One school that has defied the pattern is Timboon P-12 School.
Forced to close down last year after asbestos concerns, the school is beating the national average for numeracy and reading, grammar and writing in both its primary and secondary classes.
Timboon has reworked much of its curriculum around agriculture.
Students in year 9 are taught maths in the context of raising cattle.
Similarly, science students are taught genetics in the context of artificial insemination.
Principal Rosalie Moorfield said the school owed its success to the Timboon Agriculture Project.
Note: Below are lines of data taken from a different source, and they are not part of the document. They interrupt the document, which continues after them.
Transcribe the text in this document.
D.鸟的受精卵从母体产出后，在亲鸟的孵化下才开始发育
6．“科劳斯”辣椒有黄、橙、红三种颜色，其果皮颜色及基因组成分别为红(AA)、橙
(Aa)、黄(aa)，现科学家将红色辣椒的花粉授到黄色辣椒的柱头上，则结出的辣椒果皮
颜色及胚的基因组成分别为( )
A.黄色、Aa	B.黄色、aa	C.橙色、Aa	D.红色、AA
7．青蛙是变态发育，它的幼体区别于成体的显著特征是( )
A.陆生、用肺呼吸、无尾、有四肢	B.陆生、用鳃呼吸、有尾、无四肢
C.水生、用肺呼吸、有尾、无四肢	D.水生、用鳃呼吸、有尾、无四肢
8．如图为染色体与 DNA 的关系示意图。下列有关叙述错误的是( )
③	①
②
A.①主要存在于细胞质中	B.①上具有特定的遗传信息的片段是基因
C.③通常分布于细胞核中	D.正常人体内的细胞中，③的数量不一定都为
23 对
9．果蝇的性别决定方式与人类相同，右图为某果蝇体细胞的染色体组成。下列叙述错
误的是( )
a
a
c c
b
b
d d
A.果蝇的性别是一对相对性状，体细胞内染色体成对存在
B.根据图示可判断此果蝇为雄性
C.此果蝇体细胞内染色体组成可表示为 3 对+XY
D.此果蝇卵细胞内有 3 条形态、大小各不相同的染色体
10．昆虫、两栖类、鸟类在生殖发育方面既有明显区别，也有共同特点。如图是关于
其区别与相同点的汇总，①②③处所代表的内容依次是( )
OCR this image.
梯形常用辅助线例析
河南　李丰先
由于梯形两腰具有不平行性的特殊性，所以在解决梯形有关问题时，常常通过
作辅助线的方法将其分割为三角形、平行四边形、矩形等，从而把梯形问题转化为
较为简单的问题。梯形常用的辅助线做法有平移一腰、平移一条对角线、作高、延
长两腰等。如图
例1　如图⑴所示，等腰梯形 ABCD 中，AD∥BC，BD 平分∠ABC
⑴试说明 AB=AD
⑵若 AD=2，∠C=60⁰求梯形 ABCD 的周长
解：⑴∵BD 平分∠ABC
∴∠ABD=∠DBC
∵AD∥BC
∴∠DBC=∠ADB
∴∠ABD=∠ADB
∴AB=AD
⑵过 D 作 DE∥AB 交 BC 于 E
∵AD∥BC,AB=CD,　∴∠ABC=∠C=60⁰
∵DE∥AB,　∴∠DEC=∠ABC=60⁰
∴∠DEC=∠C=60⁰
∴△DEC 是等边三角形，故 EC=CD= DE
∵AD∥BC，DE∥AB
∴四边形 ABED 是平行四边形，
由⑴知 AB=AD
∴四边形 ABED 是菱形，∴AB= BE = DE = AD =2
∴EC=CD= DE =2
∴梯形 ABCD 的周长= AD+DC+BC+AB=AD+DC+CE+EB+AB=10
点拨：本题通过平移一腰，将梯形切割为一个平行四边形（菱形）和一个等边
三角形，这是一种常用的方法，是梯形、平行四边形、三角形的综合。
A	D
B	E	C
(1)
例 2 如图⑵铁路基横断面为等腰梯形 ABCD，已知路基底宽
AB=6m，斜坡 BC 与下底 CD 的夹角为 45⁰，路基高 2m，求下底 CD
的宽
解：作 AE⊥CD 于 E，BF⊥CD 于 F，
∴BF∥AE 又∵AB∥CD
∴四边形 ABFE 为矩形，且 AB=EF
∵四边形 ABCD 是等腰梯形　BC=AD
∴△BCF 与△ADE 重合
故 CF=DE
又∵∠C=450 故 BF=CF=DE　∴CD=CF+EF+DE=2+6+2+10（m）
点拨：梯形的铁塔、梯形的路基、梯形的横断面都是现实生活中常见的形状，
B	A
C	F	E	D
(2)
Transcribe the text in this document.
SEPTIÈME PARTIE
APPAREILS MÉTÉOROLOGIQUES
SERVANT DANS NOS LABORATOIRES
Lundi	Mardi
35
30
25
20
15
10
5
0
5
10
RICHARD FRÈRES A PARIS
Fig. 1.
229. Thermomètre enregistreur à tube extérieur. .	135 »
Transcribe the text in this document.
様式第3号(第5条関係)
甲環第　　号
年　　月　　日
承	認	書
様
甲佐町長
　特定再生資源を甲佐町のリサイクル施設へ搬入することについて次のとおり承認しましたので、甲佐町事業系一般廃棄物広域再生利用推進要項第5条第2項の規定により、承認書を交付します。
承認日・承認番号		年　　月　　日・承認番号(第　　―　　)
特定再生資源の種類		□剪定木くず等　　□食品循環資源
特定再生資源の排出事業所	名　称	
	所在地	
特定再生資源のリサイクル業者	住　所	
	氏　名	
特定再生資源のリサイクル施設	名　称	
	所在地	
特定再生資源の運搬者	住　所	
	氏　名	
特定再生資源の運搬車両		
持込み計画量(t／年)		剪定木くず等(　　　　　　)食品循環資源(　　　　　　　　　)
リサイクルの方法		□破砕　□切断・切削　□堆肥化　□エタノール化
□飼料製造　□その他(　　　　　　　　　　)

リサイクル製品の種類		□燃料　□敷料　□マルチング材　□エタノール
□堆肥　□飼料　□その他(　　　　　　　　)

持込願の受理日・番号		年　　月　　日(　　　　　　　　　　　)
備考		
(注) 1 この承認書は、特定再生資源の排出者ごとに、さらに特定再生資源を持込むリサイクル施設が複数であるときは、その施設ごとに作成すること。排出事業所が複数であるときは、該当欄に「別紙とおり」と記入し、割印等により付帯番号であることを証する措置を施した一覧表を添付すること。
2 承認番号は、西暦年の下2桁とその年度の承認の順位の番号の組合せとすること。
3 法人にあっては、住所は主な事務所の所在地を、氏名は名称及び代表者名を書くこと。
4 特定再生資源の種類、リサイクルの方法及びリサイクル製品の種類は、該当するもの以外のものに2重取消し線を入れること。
“Seventy per cent of our students come off farms. When you teach things that are relevant it makes a big difference,” Ms Moorfield said. “That is working for our kids because they are making a real live connection to it.
“We don’t want to teach isolated knowledge.”
Warrnambool East Primary School was given on-average ratings but principal Lindy sharp said she could not remember parents raising the school’s MySchool performance.
“I think that it can be quite tragic that a school can be judged on NAPLAN data,” she said.
“I look at the people of my school, I look at the individual students — I would like to think that I have a more rounded view.
“My biggest concern is that the (NAPLAN data) is a very narrow snapshot.”
NAPLAN, which forms the data, is a standardised test introduced five years ago and undertaken each May for years 3, 5, 7 and 9.